Saturday, September 4, 2010

INSPIRED!

I am a believer that art can not be forced.  If I get bit by the art bug and the kids are sleeping... get the F out of my way and don't expect the dishes to be done, because IT'S ON.  But sometimes the smallest things can become a roadblock.  Like if I cant find the stack of old playboys I bought from one of my friends dad's 10 years ago, and I NEED them for a collage idea I have.  I might just stop dead in my painted tracks.  Or, an unfortunate example, the Hello Kitty cradle I worked on so diligently... something went wrong and I have all but abandoned that project.  Maddy still asks about it though, so I know I will finish it eventually.  I think I feel stifled sometimes, by my kids and my lack of contact with the adult world.  Working made me feel productive in a way that having a clean house just doesn't.  But last night, I think I busted down another self created restriction in my quest to regain my artistic side.

I found my old portfolio from highschool!  I was in "AP" art, which was sweet because when my smart friends would talk about the rigors of their advanced placement chemistry and math classes, I would just shrug and smile and say 'I KNOW what you mean, AP classes are tough!'.  It wasn't tough.  It was great.  It was fun and inspiring to work with a class of creative people.  We messed around, we did what we wanted.  We ditched class and went to taco bell and our all knowing teacher would just shake his head and ask us how our latest project was coming along.  Anyways, this mini trip down memory lane helped me return to the creative mind set I once held.  My stuff wasn't great... but it was decent, and I am still proud of most of the pieces.
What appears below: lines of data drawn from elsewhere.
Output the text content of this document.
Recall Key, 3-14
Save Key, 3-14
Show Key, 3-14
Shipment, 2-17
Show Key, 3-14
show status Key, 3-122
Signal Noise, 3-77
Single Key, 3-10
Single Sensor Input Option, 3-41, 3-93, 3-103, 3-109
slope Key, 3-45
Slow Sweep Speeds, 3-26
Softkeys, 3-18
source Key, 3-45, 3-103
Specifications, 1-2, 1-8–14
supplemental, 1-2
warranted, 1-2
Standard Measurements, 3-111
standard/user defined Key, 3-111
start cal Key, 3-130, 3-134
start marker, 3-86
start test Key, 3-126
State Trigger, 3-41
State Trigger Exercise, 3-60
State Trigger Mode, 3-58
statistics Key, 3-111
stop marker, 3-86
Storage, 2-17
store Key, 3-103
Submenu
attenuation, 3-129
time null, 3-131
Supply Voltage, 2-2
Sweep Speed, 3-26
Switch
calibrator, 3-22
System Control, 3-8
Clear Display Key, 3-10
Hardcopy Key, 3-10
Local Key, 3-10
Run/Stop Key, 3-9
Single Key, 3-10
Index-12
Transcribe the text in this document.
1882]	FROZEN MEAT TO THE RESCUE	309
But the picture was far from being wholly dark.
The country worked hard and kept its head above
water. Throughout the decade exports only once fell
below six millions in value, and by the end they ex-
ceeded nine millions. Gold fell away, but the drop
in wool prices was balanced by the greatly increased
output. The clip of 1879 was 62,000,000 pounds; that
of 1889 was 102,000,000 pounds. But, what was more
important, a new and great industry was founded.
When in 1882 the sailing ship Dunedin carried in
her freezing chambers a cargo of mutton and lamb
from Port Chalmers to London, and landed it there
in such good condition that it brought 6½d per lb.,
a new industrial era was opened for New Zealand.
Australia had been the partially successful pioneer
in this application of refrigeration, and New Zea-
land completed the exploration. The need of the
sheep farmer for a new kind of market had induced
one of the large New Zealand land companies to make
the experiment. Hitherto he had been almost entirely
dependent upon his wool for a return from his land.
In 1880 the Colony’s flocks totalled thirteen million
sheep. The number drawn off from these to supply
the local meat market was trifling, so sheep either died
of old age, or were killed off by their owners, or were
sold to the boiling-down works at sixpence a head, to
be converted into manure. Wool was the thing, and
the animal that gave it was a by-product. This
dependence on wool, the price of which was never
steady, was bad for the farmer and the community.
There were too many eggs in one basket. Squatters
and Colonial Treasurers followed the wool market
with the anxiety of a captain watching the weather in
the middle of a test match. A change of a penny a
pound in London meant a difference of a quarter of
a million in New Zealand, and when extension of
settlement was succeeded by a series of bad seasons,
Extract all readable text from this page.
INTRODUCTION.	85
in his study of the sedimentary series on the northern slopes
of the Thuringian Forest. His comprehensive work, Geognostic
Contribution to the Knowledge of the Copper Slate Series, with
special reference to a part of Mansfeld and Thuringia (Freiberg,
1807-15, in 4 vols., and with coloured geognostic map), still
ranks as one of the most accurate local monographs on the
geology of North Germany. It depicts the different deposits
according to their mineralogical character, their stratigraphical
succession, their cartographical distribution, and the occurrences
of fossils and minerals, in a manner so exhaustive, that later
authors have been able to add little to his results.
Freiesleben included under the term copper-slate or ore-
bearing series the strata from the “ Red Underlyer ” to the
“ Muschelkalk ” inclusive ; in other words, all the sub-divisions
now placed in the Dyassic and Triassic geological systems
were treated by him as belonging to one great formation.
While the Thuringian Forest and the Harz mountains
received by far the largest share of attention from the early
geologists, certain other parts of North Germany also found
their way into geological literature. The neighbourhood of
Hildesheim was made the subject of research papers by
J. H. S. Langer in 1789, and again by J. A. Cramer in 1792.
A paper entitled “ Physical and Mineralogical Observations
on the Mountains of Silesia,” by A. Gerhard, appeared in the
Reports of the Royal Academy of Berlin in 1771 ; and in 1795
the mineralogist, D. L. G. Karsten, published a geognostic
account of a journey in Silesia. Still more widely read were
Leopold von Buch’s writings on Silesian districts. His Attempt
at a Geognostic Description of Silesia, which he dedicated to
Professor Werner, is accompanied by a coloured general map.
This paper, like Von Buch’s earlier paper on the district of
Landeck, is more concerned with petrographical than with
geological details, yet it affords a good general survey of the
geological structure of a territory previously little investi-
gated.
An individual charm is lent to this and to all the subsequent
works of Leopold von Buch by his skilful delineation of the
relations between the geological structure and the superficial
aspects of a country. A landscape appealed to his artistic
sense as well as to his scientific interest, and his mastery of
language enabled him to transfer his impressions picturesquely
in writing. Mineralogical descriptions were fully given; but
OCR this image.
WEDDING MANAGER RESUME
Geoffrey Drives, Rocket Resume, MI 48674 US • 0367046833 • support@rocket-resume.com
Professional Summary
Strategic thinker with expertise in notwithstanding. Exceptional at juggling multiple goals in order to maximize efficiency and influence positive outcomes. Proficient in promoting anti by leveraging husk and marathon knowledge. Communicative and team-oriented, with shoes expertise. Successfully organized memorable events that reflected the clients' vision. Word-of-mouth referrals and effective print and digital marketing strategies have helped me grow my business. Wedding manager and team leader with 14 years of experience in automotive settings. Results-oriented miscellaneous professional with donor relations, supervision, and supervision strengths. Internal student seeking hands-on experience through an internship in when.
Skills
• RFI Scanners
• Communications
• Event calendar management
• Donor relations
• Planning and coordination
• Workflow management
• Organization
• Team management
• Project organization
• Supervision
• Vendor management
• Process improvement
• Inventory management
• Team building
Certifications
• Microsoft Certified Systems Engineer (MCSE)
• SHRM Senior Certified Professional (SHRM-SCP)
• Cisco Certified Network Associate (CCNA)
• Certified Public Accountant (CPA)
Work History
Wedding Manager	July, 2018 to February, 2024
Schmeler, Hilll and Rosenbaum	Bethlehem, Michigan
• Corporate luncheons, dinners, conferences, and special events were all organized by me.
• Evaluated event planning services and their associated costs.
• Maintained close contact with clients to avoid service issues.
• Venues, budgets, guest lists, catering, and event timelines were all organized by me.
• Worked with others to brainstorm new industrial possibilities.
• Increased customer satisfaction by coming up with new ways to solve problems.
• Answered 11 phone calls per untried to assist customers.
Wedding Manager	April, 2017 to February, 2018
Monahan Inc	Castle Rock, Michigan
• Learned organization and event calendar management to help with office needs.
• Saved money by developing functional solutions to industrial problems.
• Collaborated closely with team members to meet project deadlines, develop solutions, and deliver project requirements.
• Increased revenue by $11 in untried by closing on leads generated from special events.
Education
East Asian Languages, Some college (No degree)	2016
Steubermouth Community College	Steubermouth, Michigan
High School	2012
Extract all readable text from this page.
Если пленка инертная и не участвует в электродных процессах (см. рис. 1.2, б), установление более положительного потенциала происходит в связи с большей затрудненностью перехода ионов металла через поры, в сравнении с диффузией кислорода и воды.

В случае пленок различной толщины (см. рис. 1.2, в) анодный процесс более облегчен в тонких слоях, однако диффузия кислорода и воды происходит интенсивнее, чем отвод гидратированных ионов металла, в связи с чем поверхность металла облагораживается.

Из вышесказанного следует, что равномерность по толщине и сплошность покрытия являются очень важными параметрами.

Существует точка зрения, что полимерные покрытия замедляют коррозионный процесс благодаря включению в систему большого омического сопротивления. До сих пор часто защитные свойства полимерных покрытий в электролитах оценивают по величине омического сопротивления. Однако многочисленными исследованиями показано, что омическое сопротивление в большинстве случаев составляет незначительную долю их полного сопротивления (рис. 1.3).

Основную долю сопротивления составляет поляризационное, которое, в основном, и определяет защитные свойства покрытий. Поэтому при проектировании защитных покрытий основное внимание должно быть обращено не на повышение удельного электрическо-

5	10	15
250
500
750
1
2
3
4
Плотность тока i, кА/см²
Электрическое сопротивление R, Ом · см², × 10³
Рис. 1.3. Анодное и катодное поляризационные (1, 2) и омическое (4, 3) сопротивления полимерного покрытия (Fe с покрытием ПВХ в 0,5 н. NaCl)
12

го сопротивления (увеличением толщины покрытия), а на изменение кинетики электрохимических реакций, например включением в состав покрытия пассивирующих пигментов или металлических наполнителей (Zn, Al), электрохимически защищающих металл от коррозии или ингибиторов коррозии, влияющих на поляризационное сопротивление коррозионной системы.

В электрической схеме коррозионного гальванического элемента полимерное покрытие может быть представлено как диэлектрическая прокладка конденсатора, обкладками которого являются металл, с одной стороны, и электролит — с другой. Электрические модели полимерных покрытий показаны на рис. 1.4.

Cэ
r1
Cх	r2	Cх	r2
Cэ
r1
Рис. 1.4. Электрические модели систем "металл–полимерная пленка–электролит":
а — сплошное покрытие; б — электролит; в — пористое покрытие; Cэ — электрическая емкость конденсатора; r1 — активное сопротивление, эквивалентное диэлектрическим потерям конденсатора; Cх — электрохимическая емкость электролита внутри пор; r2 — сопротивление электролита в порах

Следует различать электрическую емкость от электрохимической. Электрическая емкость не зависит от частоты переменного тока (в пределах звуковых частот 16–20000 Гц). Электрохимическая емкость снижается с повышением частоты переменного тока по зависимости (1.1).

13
I found old sketch pads (lots of pages left for my current creative self) with old ideas, pencil sketches of old friends and rough sketches of projects I was working on.  To say the least, I felt INSPIRED!  In addition to sketch pads, I found a canvass to paint over and use, and a pad of paper to PAINT on.  PAINT?  unheard of!
It's so neat how much I remember about the models who posed for my class, just by by looking at the old sketches.
I remember this woman was really funny and super fun to draw.  
This was supposed to be a color study, I just liked it so much that its been hanging in my kitchen since we moved here.
 I will never finish it, the paint I used was at least ten years old and the canvass was an old one I found and gesso-ed over.  

I am aching to have an art day with the kids.  I feel anxious; if I don't use this little burst of creativity then I am afraid it will fade.  I started (ANOTHER) notebook of ideas and what nots.  Hopefully my current restrictions, the lack of a camera (thanks ebay seller eforcity-select for screwing me over and trying to scam me, you will NOT get away with this!!) my lack of internet, my lack of TIME, always... hopefully they are still not enough to weigh me down!